The authenticity of host '185.213.154.117 (185.213.154.117)' can't be established.
ED25519 key fingerprint is SHA256:m4+gZjHCthQbRg6EU0+9jkuesn/J970YKV8m/K/UzRk.
This key is not known by any other names
Are you sure you want to continue connecting (yes/no/[fingerprint])?

Type yes to save the fingerprint.

You will then be prompted to enter a password. Type in mullvad.

After entering the password you will be returned to the prompt and the process will run in the background.

If you want to connect to another bridge server then stop the ssh process using killall ssh.

Windows (using PuTTY)

  1. Download and install PuTTY.
  2. Click on Session.
    In the Host Name (or IP Address) field, enter 185.213.154.117.
    In the Port field, enter 22.
  3. Click on Connection SSH Tunnels. Enter 1234 as source port. Select "Dynamic" and then click Add.
  4. Click on Connection SSH. Enable "Don't start a shell or command at all".
  5. Click on Connection Data. In the Auto-login username field, enter mullvad.
  6. Click on Session and then enter a name under Saved sessions and click on Save. Double-click on the saved session and then click on Accept in the security alert window. When asked for a password enter mullvad.

Connect with OpenVPN

This part of the guide uses the OpenVPN app instead of the Mullvad VPN app. The following instructions will show you how to configure OpenVPN to use the SSH proxy.

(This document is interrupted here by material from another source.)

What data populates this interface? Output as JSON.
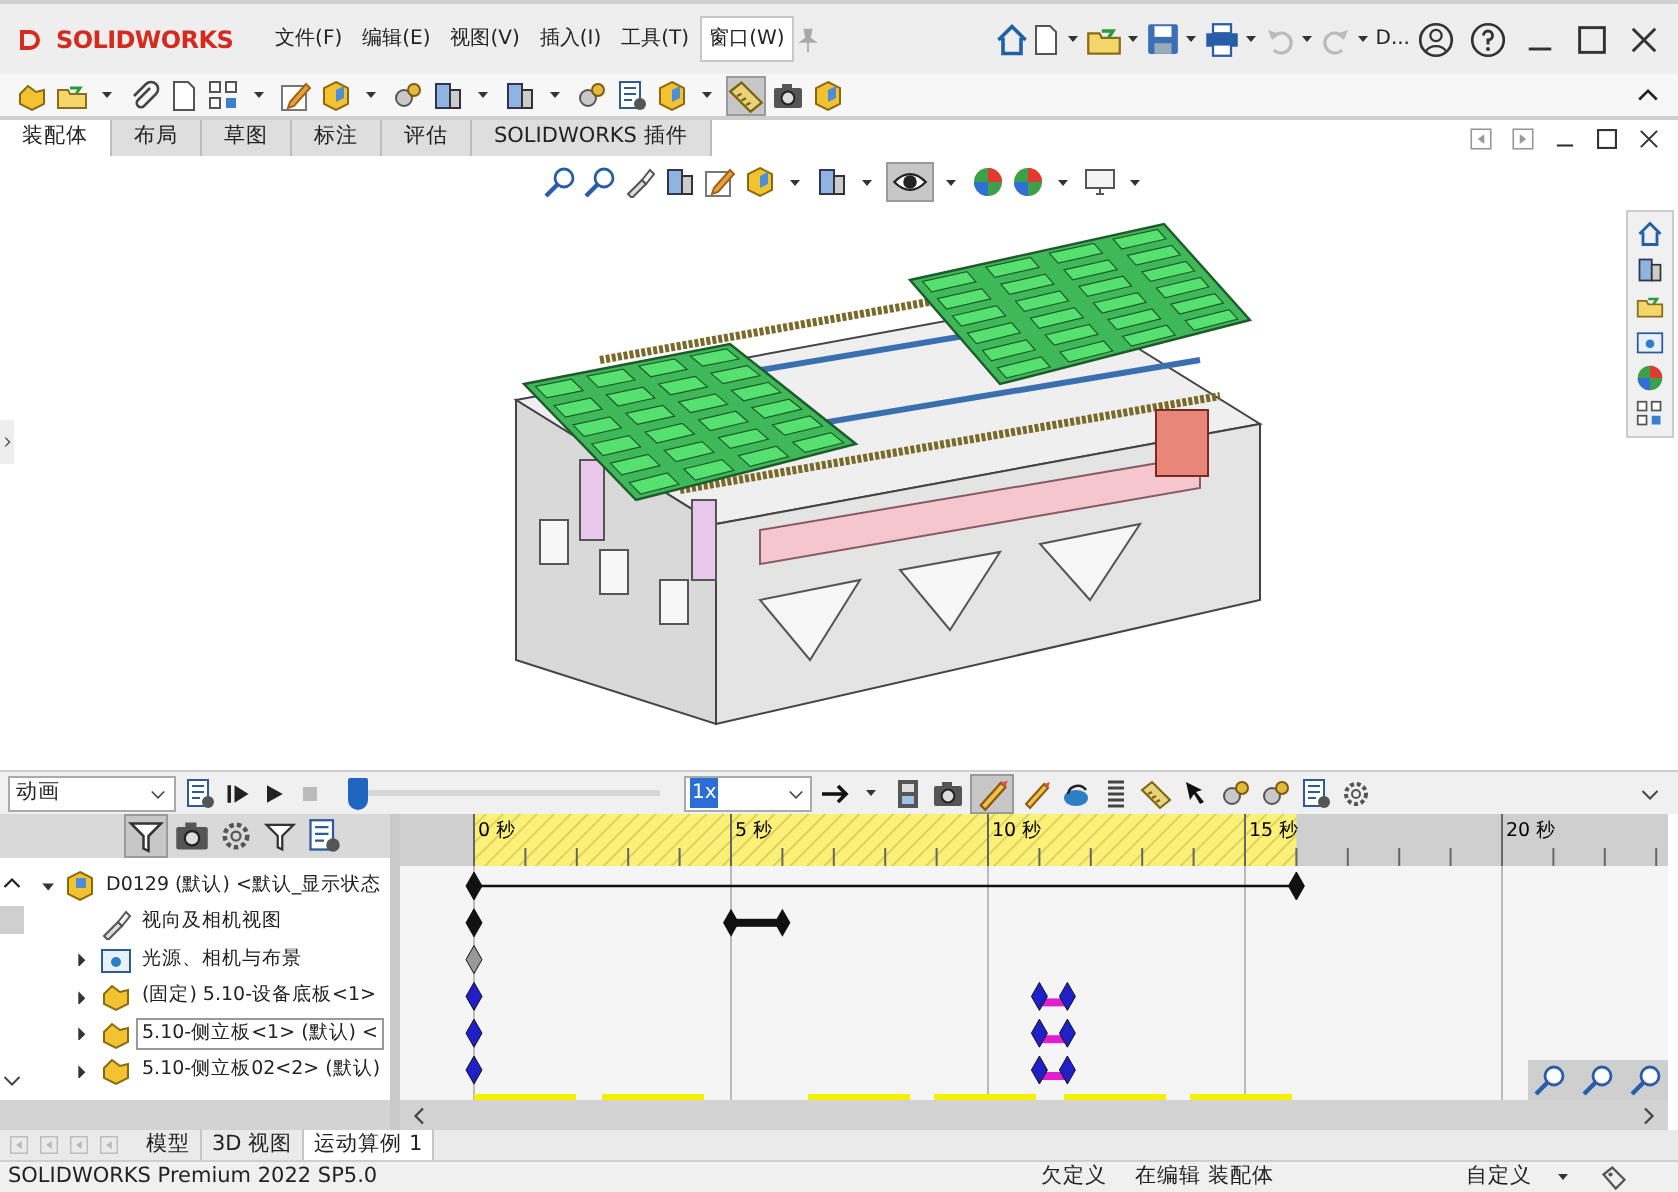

First follow our guides on how to install OpenVPN for your operating system:

After installing OpenVPN follow these instructions:

  1. Go to our OpenVPN configuration file generator and click on Advanced settings and enable Connect via bridges.
  2. In the downloaded config file, edit the port on the socks-proxy line in the configuration file from 1080 to 1234 which we used above: socks-proxy 127.0.0.1 1234
  3. Make sure that you have your SSH client running (see instructions above).
  4. Use the configuration file to connect with your OpenVPN client.
  5. Verify your connection with the Mullvad connection check.